ParliSearch – a system for large text corpus discourse analysis

The 7th Conference

Human Language Technologies - the Baltic Perspective

Riga, Latvia
October 6-7, 2016

ParliSearch – a system for large text corpus discourse analysis

Roberts DARĢISa,, Guna RĀBANTE-BUŠAa, Ilze AUZIŅAa and Sergejs KRUKSb

a Institute of Mathematics and Computer Science, University of Latvia

b Rīga Stradiņš University

 

ParliSearch – the system that enables easy discourse analysis in large text corpus, providing stem search with additional search criteria. The system contains verbatim reports from debates of plenary sittings of the European Parliament and the Saeima (the Parliament of Latvia).

For now, two corpora are available in the ParliSearch system:

  • saeima.kospuss.lv – the Corpus of the Saeima (Parliament of Latvia)

  • europarl.korpuss.lv – the Corpus of the EuroParl (Parliament of Europe Union).

The Corpus of the Saeima

The data for the Corpus of the Saeima was taken from Saeima’s website where transcriptions of all the sessions of the Saeima are published. Also, the information about members of the parliament can be found there.

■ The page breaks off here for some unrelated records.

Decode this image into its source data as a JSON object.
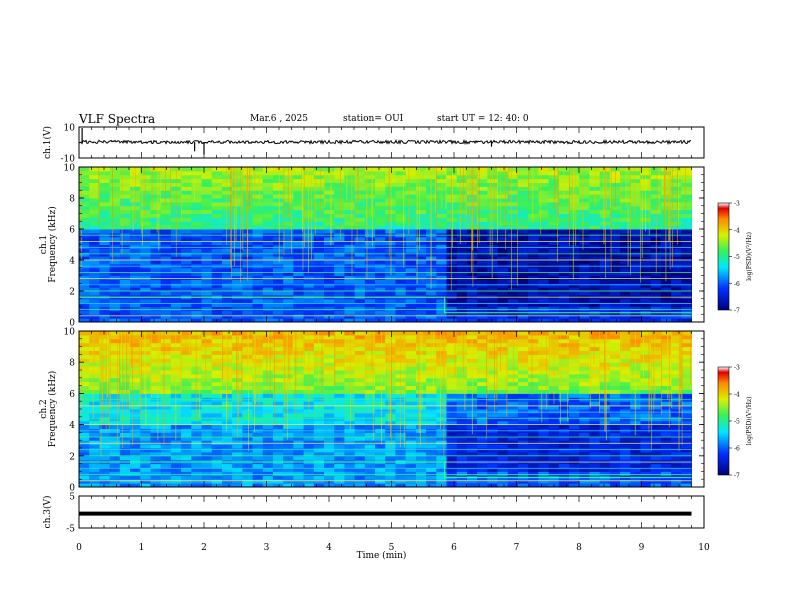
{
  "header": {
    "title": "VLF Spectra",
    "date": "Mar.6 , 2025",
    "station": "station= OUI",
    "start": "start UT = 12: 40: 0"
  },
  "chart_data": [
    {
      "type": "line",
      "ylabel": "ch.1(V)",
      "y_ticks": [
        "10",
        "-10"
      ],
      "ylim": [
        -10,
        10
      ],
      "xlim": [
        0,
        10
      ],
      "series": [
        {
          "values_description_note": "",
          "x": [
            0,
            0.05,
            0.1,
            1.8,
            1.85,
            2.0,
            2.05,
            6.6,
            9.8
          ],
          "y": [
            0,
            9,
            0,
            0,
            -6,
            -8,
            0,
            -3,
            0
          ]
        }
      ]
    },
    {
      "type": "heatmap",
      "ylabel": "ch.1\nFrequency (kHz)",
      "y_ticks": [
        "0",
        "2",
        "4",
        "6",
        "8",
        "10"
      ],
      "ylim": [
        0,
        10
      ],
      "xlim": [
        0,
        9.8
      ],
      "colorbar": {
        "label": "log(PSD)(V²/Hz)",
        "ticks": [
          "-3",
          "-4",
          "-5",
          "-6",
          "-7"
        ],
        "range": [
          -7,
          -3
        ]
      },
      "lines_khz": [
        0.4,
        0.8,
        1.2,
        1.6,
        2.0,
        2.4,
        2.8,
        3.2,
        3.6,
        4.0,
        4.4,
        4.8,
        5.2,
        5.6
      ],
      "step_time_min": 5.85
    },
    {
      "type": "heatmap",
      "ylabel": "ch.2\nFrequency (kHz)",
      "y_ticks": [
        "0",
        "2",
        "4",
        "6",
        "8",
        "10"
      ],
      "ylim": [
        0,
        10
      ],
      "xlim": [
        0,
        9.8
      ],
      "colorbar": {
        "label": "log(PSD)(V²/Hz)",
        "ticks": [
          "-3",
          "-4",
          "-5",
          "-6",
          "-7"
        ],
        "range": [
          -7,
          -3
        ]
      },
      "lines_khz": [
        0.4,
        0.8,
        1.2,
        1.6,
        2.0,
        2.4,
        2.8,
        3.2,
        3.6,
        4.0,
        4.4,
        4.8,
        5.2,
        5.6
      ],
      "step_time_min": 5.85
    },
    {
      "type": "line",
      "ylabel": "ch.3(V)",
      "y_ticks": [
        "5",
        "-5"
      ],
      "ylim": [
        -5,
        5
      ],
      "xlim": [
        0,
        10
      ],
      "series": [
        {
          "x": [
            0,
            9.8
          ],
          "y": [
            -0.5,
            -0.5
          ]
        }
      ]
    }
  ],
  "x_axis": {
    "label": "Time (min)",
    "ticks": [
      "0",
      "1",
      "2",
      "3",
      "4",
      "5",
      "6",
      "7",
      "8",
      "9",
      "10"
    ]
  }
}
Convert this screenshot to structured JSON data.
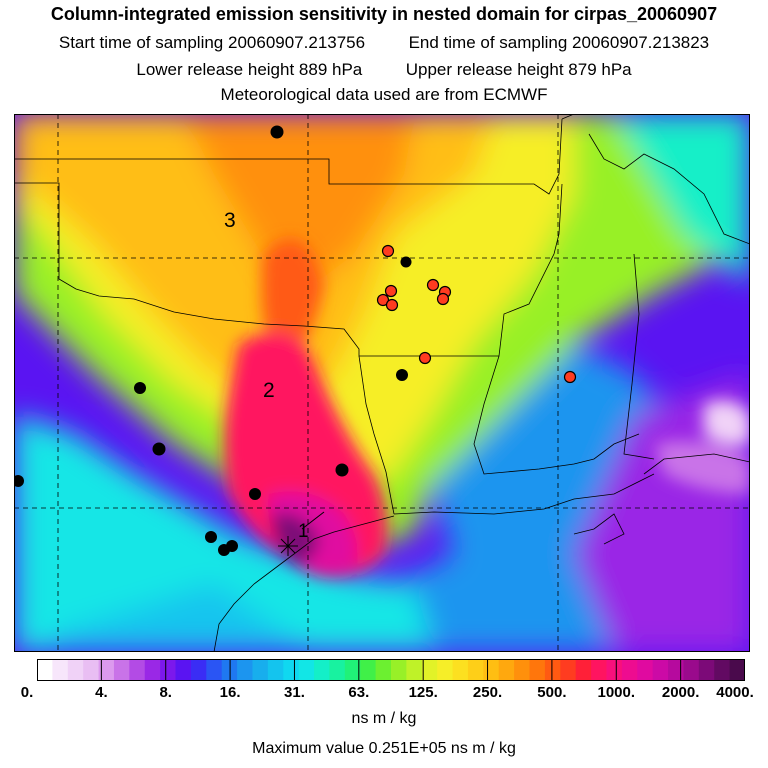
{
  "title": "Column-integrated emission sensitivity in nested domain for cirpas_20060907",
  "sampling": {
    "start_label": "Start time of sampling",
    "start_value": "20060907.213756",
    "end_label": "End time of sampling",
    "end_value": "20060907.213823"
  },
  "release": {
    "lower_label": "Lower release height",
    "lower_value": "889 hPa",
    "upper_label": "Upper release height",
    "upper_value": "879 hPa"
  },
  "met_note": "Meteorological data used are from ECMWF",
  "map_labels": {
    "label_1": "1",
    "label_2": "2",
    "label_3": "3"
  },
  "colorbar": {
    "ticks": [
      "0.",
      "4.",
      "8.",
      "16.",
      "31.",
      "63.",
      "125.",
      "250.",
      "500.",
      "1000.",
      "2000.",
      "4000."
    ],
    "colors": [
      "#ffffff",
      "#f7e6fb",
      "#f0d2f7",
      "#e9bef3",
      "#dc9aee",
      "#c973e8",
      "#b34be5",
      "#9a28e6",
      "#7c18ec",
      "#5a14f2",
      "#3a2df5",
      "#2a55f4",
      "#1f78f1",
      "#1c95ef",
      "#18aeed",
      "#14c4ee",
      "#10d8f0",
      "#12e6e6",
      "#14efc8",
      "#18f2a0",
      "#20f278",
      "#40f048",
      "#6cf030",
      "#98f028",
      "#bff228",
      "#e2f228",
      "#f6ee28",
      "#fce020",
      "#fecf18",
      "#ffbe12",
      "#ffa80e",
      "#ff900c",
      "#ff760c",
      "#ff5a12",
      "#ff3c20",
      "#ff2038",
      "#ff1460",
      "#f8107c",
      "#ee0c90",
      "#e00aa0",
      "#cc0aa6",
      "#b60a9e",
      "#9a0a8c",
      "#7c0a78",
      "#620a62",
      "#4a0a4c"
    ],
    "units": "ns m / kg"
  },
  "maximum": "Maximum value  0.251E+05 ns m / kg"
}
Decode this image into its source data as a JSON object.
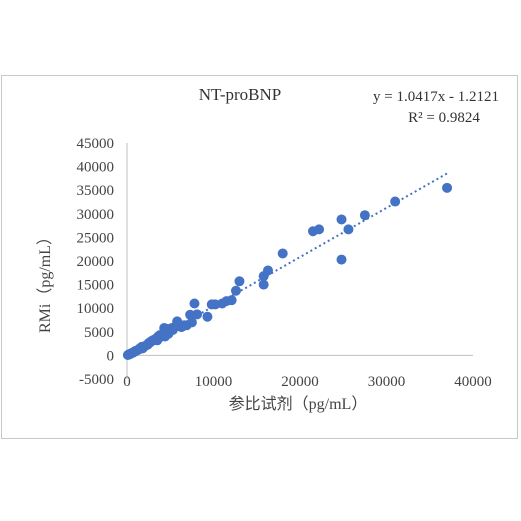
{
  "chart_data": {
    "type": "scatter",
    "title": "NT-proBNP",
    "xlabel": "参比试剂（pg/mL）",
    "ylabel": "RMi（pg/mL）",
    "xlim": [
      0,
      40000
    ],
    "ylim": [
      -5000,
      45000
    ],
    "x_ticks": [
      "0",
      "10000",
      "20000",
      "30000",
      "40000"
    ],
    "y_ticks": [
      "-5000",
      "0",
      "5000",
      "10000",
      "15000",
      "20000",
      "25000",
      "30000",
      "35000",
      "40000",
      "45000"
    ],
    "x_tick_values": [
      0,
      10000,
      20000,
      30000,
      40000
    ],
    "y_tick_values": [
      -5000,
      0,
      5000,
      10000,
      15000,
      20000,
      25000,
      30000,
      35000,
      40000,
      45000
    ],
    "grid": false,
    "legend": "none",
    "marker_color": "#4472c4",
    "trendline": {
      "type": "linear",
      "slope": 1.0417,
      "intercept": -1.2121,
      "style": "dotted",
      "color": "#4472c4",
      "equation_label": "y = 1.0417x - 1.2121",
      "r2_label": "R² = 0.9824"
    },
    "points": [
      [
        100,
        80
      ],
      [
        200,
        180
      ],
      [
        300,
        250
      ],
      [
        400,
        350
      ],
      [
        500,
        450
      ],
      [
        600,
        500
      ],
      [
        700,
        600
      ],
      [
        800,
        700
      ],
      [
        900,
        850
      ],
      [
        1000,
        950
      ],
      [
        1200,
        1100
      ],
      [
        1400,
        1300
      ],
      [
        1500,
        1500
      ],
      [
        1700,
        1800
      ],
      [
        1800,
        1500
      ],
      [
        2000,
        1900
      ],
      [
        2200,
        2100
      ],
      [
        2400,
        2300
      ],
      [
        2500,
        2600
      ],
      [
        2700,
        2800
      ],
      [
        2800,
        3000
      ],
      [
        3000,
        3200
      ],
      [
        3200,
        3300
      ],
      [
        3300,
        3500
      ],
      [
        3500,
        3200
      ],
      [
        3600,
        4000
      ],
      [
        3700,
        3700
      ],
      [
        3800,
        4300
      ],
      [
        4000,
        4200
      ],
      [
        4200,
        4500
      ],
      [
        4300,
        5800
      ],
      [
        4400,
        4000
      ],
      [
        4500,
        4800
      ],
      [
        4600,
        5000
      ],
      [
        4700,
        5600
      ],
      [
        4800,
        4600
      ],
      [
        5000,
        5200
      ],
      [
        5200,
        5800
      ],
      [
        5300,
        5400
      ],
      [
        5500,
        6000
      ],
      [
        5700,
        6200
      ],
      [
        5800,
        7200
      ],
      [
        6000,
        6500
      ],
      [
        6300,
        6000
      ],
      [
        6600,
        6400
      ],
      [
        6900,
        6400
      ],
      [
        7300,
        8600
      ],
      [
        7500,
        7000
      ],
      [
        7800,
        11000
      ],
      [
        8100,
        8700
      ],
      [
        9300,
        8200
      ],
      [
        9800,
        10800
      ],
      [
        10200,
        10800
      ],
      [
        11000,
        11000
      ],
      [
        11500,
        11500
      ],
      [
        12100,
        11700
      ],
      [
        12600,
        13700
      ],
      [
        13000,
        15700
      ],
      [
        15800,
        15000
      ],
      [
        15800,
        16800
      ],
      [
        16300,
        18000
      ],
      [
        18000,
        21600
      ],
      [
        21500,
        26300
      ],
      [
        22200,
        26700
      ],
      [
        24800,
        28800
      ],
      [
        24800,
        20300
      ],
      [
        25600,
        26700
      ],
      [
        27500,
        29700
      ],
      [
        31000,
        32600
      ],
      [
        37000,
        35500
      ]
    ]
  }
}
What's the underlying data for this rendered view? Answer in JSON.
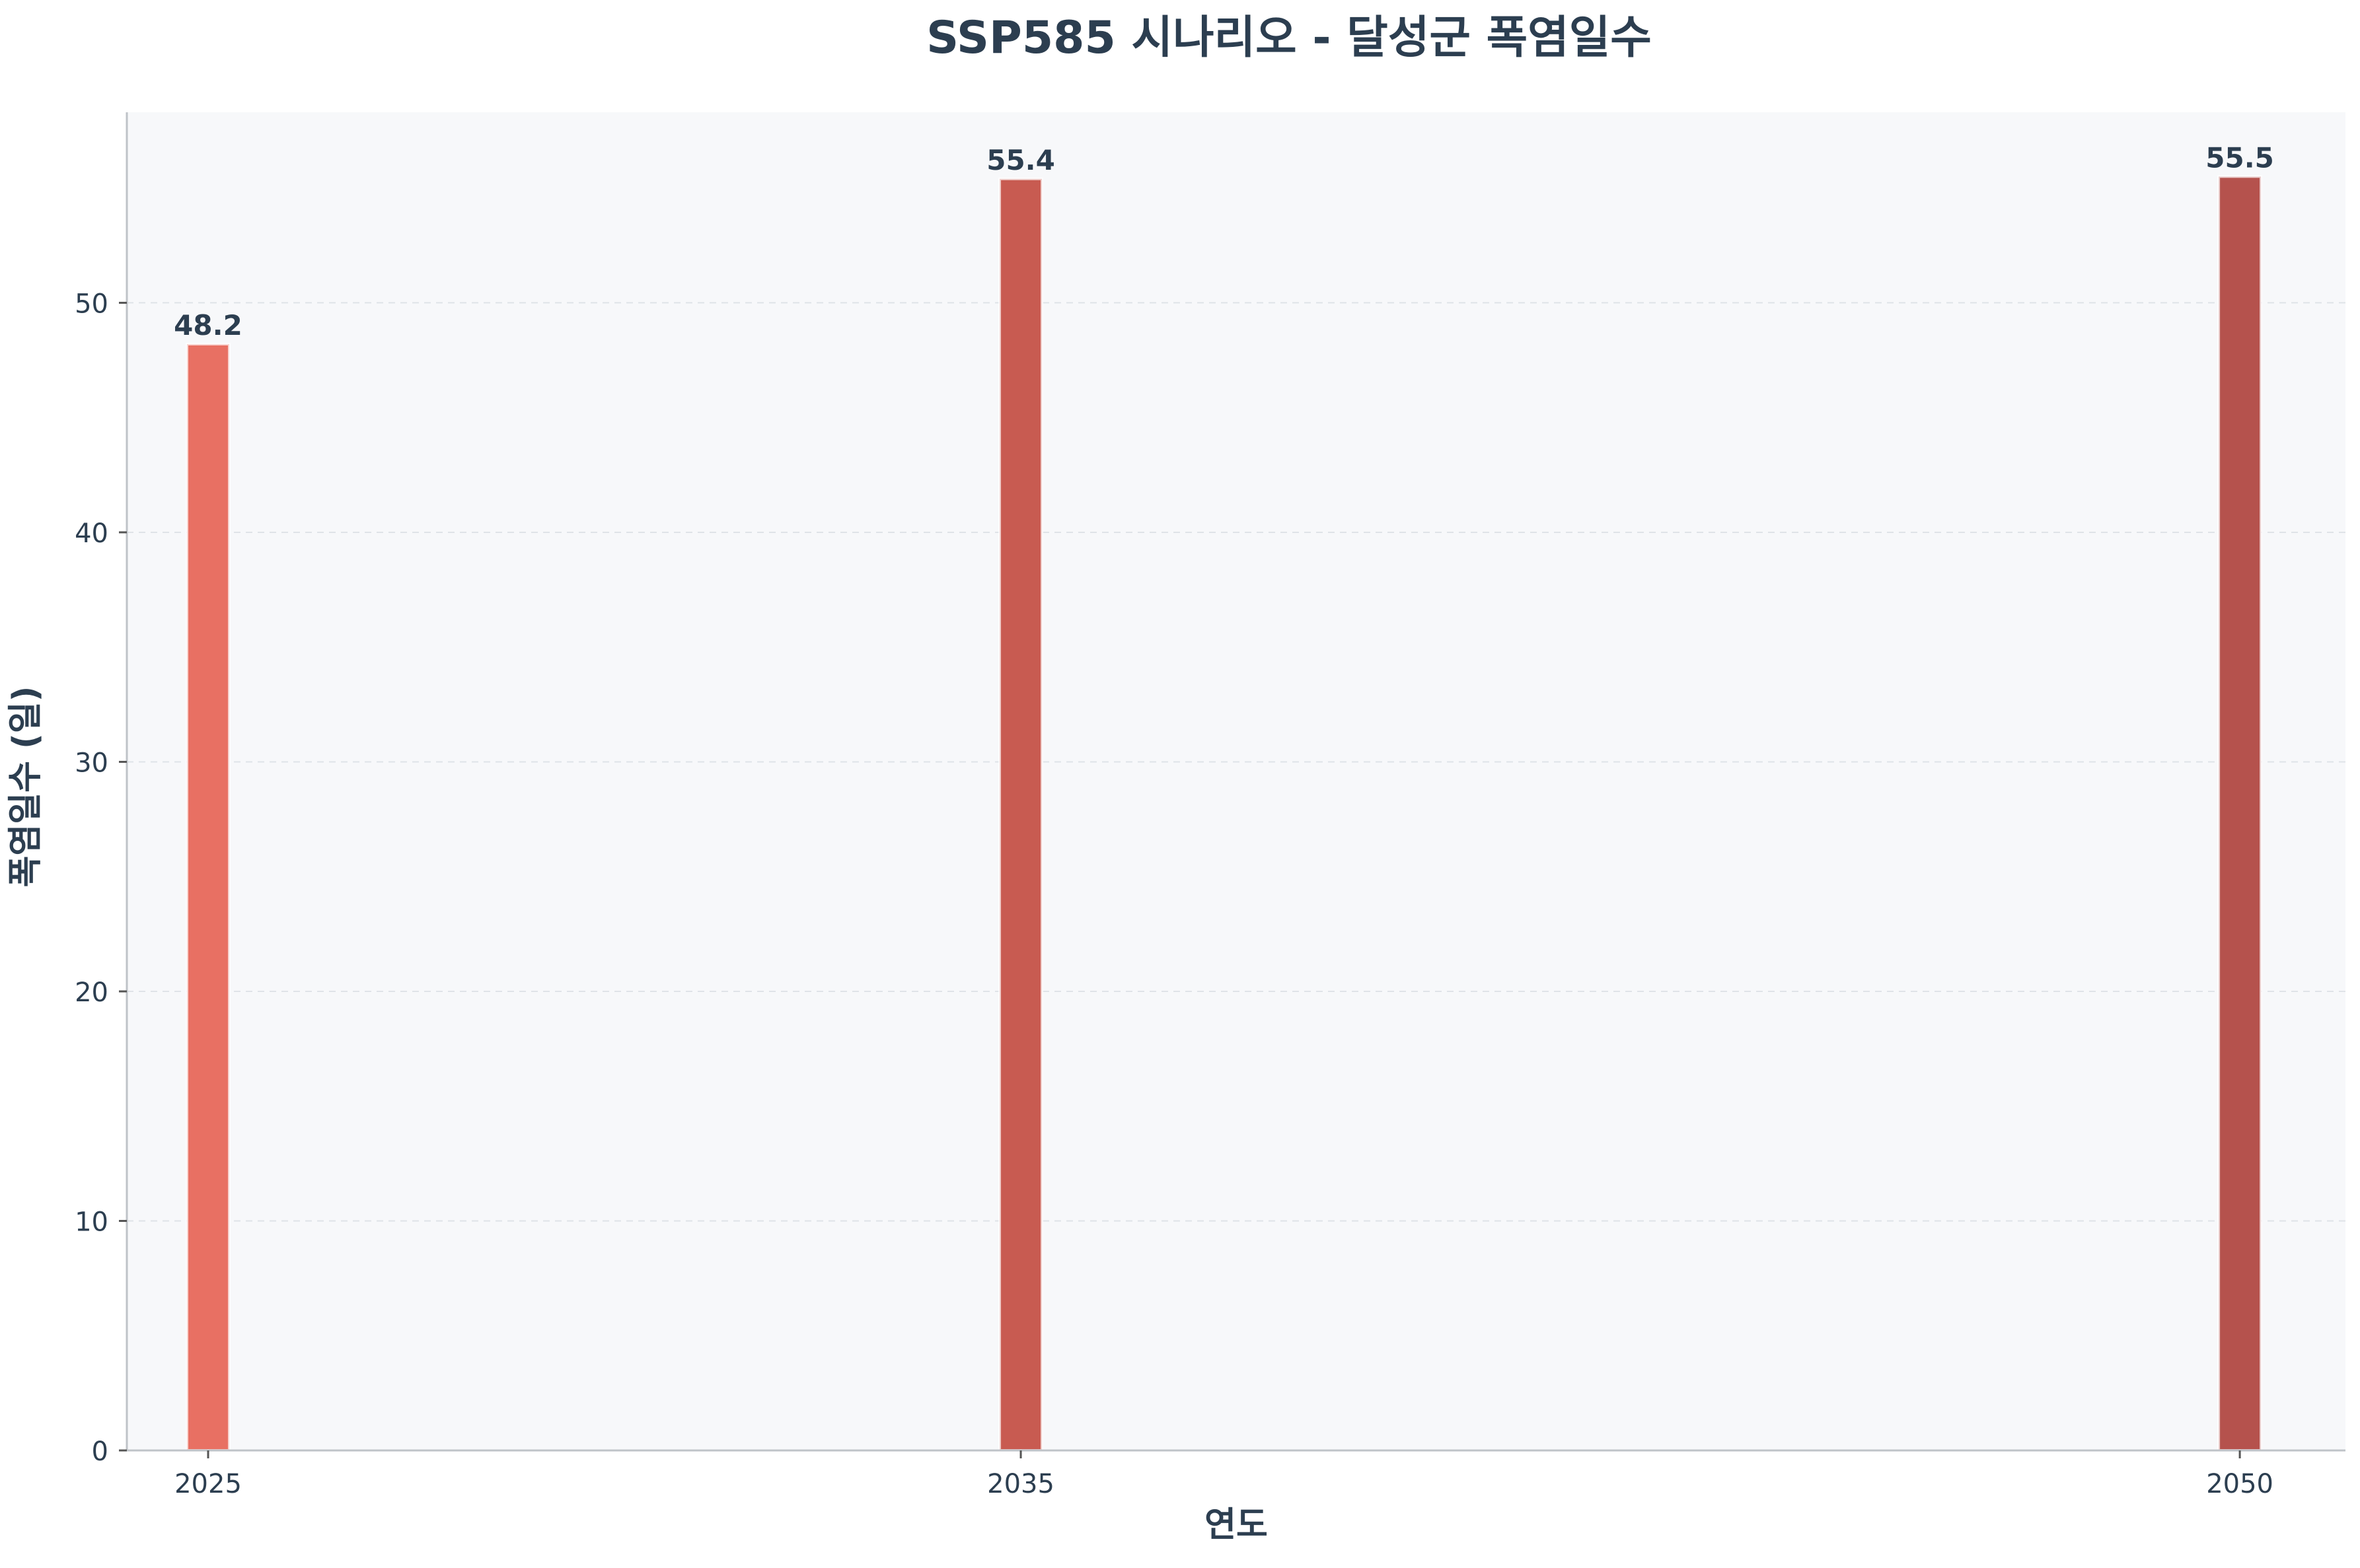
{
  "chart_data": {
    "type": "bar",
    "title": "SSP585 시나리오 - 달성군 폭염일수",
    "xlabel": "연도",
    "ylabel": "폭염일수 (일)",
    "categories": [
      "2025",
      "2035",
      "2050"
    ],
    "x": [
      2025,
      2035,
      2050
    ],
    "values": [
      48.2,
      55.4,
      55.5
    ],
    "value_labels": [
      "48.2",
      "55.4",
      "55.5"
    ],
    "ylim": [
      0,
      58.3
    ],
    "xlim": [
      2024.0,
      2051.3
    ],
    "yticks": [
      0,
      10,
      20,
      30,
      40,
      50
    ],
    "ytick_labels": [
      "0",
      "10",
      "20",
      "30",
      "40",
      "50"
    ],
    "grid": "horizontal dashed",
    "colors": {
      "bars": [
        "#e87063",
        "#c85b51",
        "#b5524d"
      ],
      "plot_background": "#f7f8fa",
      "text": "#2c3e50",
      "grid": "#dfe3e8",
      "axis": "#bfc3c8",
      "bar_edge": "#ffffff"
    }
  }
}
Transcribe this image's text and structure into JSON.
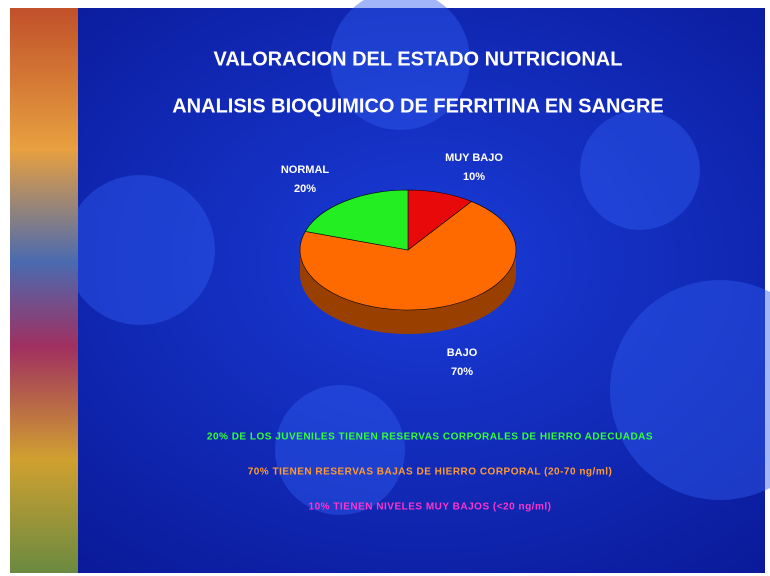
{
  "chart_data": {
    "type": "pie",
    "title": "VALORACION DEL ESTADO NUTRICIONAL",
    "subtitle": "ANALISIS BIOQUIMICO DE FERRITINA EN SANGRE",
    "categories": [
      "MUY BAJO",
      "BAJO",
      "NORMAL"
    ],
    "values": [
      10,
      70,
      20
    ],
    "value_labels": [
      "10%",
      "70%",
      "20%"
    ],
    "colors": [
      "#e80a0a",
      "#ff6a00",
      "#22ee22"
    ],
    "annotations": [
      "20% DE LOS JUVENILES TIENEN RESERVAS CORPORALES DE HIERRO ADECUADAS",
      "70% TIENEN RESERVAS BAJAS DE HIERRO CORPORAL (20-70 ng/ml)",
      "10% TIENEN NIVELES MUY BAJOS (<20 ng/ml)"
    ]
  }
}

The corpus contains transcriptions of plenary sittings of the Saeima from 7 parliamentary terms (from 5th to 11th). In this period, there have been 17 governments, from 1993 to 2014.

Transcriptions of the Corpus of Saeima contain 4.4 million tokens, 465,644 utterances and 647 speakers. Speakers are grouped in 7 categories and 83 subcategories.

The Corpus of the Europarl

The material – transcriptions, translations and information about speakers – for the Corpus of the EuroParl was collected from the Talk of Europe project.

Transcriptions of the Corpus of the EuroParl contain 2,769,433 utterances, 24 languages, 2,260 speakers from 28 countries. Speakers are grouped in 28 categories.

The original and translated versions of utterances are included from 3 parliamentary terms (1999-2014).